On Friday, Eritrea announced that it had won a diplomatic victory by persuading the international community to place the Badme issue in the hands of arbitration.

Ethiopia was the only country not to participate in a peace process in which Eritrea’s UN ambassador brokered the talks between the two countries.

Kutum Ueker, from Ethiopia’s anti-TPLF coalition, urged the ruling party to be more sincere about coming to an agreement.

“In this situation, Birtukan said he wanted to go to the international court for its ruling, but then the ruling comes and the ruling’s faraway,” Mr Ueker said.

His comments came after Ethiopia announced it would not attend a meeting called by the president of the Somalia regional state to discuss ties with TPLF.

That region has faced a fight between TPLF and other opposition forces for control.

The opposition coalition says TPLF is trying to buy time in the same old way they have been doing in the past 10 years.

Ethiopia is the Horn of Africa’s most populous country with just over 100 million people, and the region’s second most powerful economy after South Africa.

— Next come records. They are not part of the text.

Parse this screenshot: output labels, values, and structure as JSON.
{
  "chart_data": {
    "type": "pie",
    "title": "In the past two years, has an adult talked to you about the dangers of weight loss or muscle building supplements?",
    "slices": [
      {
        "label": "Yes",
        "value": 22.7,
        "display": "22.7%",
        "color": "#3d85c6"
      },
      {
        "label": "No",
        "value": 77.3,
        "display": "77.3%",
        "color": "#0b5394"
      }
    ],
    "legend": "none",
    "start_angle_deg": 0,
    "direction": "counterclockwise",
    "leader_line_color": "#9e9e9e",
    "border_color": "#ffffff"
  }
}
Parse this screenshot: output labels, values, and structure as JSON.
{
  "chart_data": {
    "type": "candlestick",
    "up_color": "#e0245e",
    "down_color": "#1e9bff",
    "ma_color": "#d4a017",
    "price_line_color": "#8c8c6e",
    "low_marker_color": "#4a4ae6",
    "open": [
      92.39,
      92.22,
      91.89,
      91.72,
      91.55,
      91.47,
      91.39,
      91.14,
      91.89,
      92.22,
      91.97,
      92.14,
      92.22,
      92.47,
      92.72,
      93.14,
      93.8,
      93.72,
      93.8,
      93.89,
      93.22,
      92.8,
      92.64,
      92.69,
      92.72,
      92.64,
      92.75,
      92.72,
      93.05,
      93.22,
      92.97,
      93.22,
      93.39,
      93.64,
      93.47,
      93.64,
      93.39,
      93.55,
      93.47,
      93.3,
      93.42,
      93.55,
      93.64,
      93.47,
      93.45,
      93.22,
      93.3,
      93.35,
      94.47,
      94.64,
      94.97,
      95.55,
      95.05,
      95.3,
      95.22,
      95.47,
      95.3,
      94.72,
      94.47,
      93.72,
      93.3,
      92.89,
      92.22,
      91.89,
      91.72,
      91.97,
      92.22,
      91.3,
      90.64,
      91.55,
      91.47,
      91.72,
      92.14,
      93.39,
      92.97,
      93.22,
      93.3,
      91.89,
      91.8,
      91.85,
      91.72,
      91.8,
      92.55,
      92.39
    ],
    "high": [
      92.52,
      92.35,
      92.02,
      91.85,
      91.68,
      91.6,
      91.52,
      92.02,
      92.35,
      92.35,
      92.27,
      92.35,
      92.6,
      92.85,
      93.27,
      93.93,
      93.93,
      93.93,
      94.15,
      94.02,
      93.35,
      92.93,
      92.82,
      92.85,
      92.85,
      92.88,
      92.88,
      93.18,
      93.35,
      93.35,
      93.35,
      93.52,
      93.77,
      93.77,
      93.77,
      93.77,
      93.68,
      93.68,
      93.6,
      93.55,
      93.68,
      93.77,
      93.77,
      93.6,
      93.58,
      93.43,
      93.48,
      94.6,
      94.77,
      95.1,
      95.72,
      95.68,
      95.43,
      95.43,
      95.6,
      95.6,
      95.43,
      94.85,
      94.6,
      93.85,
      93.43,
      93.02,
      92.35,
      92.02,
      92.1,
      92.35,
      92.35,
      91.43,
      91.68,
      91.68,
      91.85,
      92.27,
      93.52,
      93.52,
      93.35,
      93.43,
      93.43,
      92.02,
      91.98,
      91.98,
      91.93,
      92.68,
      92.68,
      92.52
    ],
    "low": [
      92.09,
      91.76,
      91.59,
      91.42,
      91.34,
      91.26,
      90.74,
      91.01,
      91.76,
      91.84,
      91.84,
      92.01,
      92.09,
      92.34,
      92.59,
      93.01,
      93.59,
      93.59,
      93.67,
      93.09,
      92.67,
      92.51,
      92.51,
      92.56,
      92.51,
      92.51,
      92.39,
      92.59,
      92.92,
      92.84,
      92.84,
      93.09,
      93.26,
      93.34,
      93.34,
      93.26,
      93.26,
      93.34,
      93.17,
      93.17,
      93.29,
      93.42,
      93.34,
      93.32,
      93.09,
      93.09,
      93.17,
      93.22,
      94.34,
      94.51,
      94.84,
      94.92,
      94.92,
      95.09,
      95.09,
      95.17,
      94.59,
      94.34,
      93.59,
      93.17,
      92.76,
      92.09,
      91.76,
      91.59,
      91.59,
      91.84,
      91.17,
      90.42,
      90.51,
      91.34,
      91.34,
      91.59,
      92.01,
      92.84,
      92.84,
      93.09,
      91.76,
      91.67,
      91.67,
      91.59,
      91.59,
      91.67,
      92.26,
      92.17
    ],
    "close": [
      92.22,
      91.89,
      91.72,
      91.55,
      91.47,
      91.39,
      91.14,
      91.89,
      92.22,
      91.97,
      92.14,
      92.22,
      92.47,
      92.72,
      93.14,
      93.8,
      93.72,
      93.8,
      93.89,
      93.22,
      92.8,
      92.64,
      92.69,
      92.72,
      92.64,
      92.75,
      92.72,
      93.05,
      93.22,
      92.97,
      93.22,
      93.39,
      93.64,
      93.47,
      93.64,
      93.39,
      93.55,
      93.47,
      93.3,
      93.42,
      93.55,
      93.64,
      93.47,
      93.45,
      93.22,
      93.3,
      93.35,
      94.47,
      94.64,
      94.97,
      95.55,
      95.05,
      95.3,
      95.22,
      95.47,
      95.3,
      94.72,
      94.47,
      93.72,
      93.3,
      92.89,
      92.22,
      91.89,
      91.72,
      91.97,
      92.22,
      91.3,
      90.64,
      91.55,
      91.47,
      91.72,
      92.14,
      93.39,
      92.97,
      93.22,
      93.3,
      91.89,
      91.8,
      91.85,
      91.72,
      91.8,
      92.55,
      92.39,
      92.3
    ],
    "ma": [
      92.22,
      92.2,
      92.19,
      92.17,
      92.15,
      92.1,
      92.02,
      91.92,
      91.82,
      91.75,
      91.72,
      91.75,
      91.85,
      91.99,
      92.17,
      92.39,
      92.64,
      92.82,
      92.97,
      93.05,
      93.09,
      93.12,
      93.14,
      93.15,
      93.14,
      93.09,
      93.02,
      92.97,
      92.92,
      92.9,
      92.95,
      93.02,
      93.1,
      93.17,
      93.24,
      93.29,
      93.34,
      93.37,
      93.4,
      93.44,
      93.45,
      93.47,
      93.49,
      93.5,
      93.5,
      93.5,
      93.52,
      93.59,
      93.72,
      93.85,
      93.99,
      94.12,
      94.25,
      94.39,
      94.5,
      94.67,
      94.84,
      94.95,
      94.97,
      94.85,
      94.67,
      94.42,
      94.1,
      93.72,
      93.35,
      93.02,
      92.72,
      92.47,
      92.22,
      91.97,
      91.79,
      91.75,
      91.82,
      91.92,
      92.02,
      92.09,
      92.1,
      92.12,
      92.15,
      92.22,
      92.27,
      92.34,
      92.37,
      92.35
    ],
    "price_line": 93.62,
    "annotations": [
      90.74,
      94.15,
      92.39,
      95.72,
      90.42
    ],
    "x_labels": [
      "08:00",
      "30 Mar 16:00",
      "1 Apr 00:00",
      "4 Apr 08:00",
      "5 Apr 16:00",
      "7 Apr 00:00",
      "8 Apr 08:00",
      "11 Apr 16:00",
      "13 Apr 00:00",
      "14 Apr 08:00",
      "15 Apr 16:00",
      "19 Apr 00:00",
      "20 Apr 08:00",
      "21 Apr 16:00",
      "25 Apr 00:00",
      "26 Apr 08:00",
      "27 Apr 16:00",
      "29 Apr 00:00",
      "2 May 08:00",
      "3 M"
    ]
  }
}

Political instability and violent conflict have become part of the daily lives of many in the country, and many Ethiopians worry about the lack of security and more attacks on African soil.

Ethiopia’s three main ethnic groups – mainly the Diaspora, the Ogadenis and the Buaros – are all Ethiopians of Somali origin, though relations between the two countries are now improving.

Ethiopia and Eritrea fought a long and deadly war from 1998 to 2000, with the border conflict taking its toll.

The violence caused tens of thousands of civilians to flee into neighbouring Somalia for refuge, in camps that were later destroyed by armed Ethiopia and Eritrea supporters.

Eritrea has maintained that it won that war and maintains its right to exercise its own independence.

Ethiopia’s prime minister, Abiy Ahmed, arrived in London on Tuesday to meet senior British politicians including Foreign Secretary Jeremy Hunt and Prime Minister Theresa May.

It is believed the visit will also focus on the need for Ethiopia to rid its borders of all illegal miners from Libya, as agreed by London at an EU summit in May.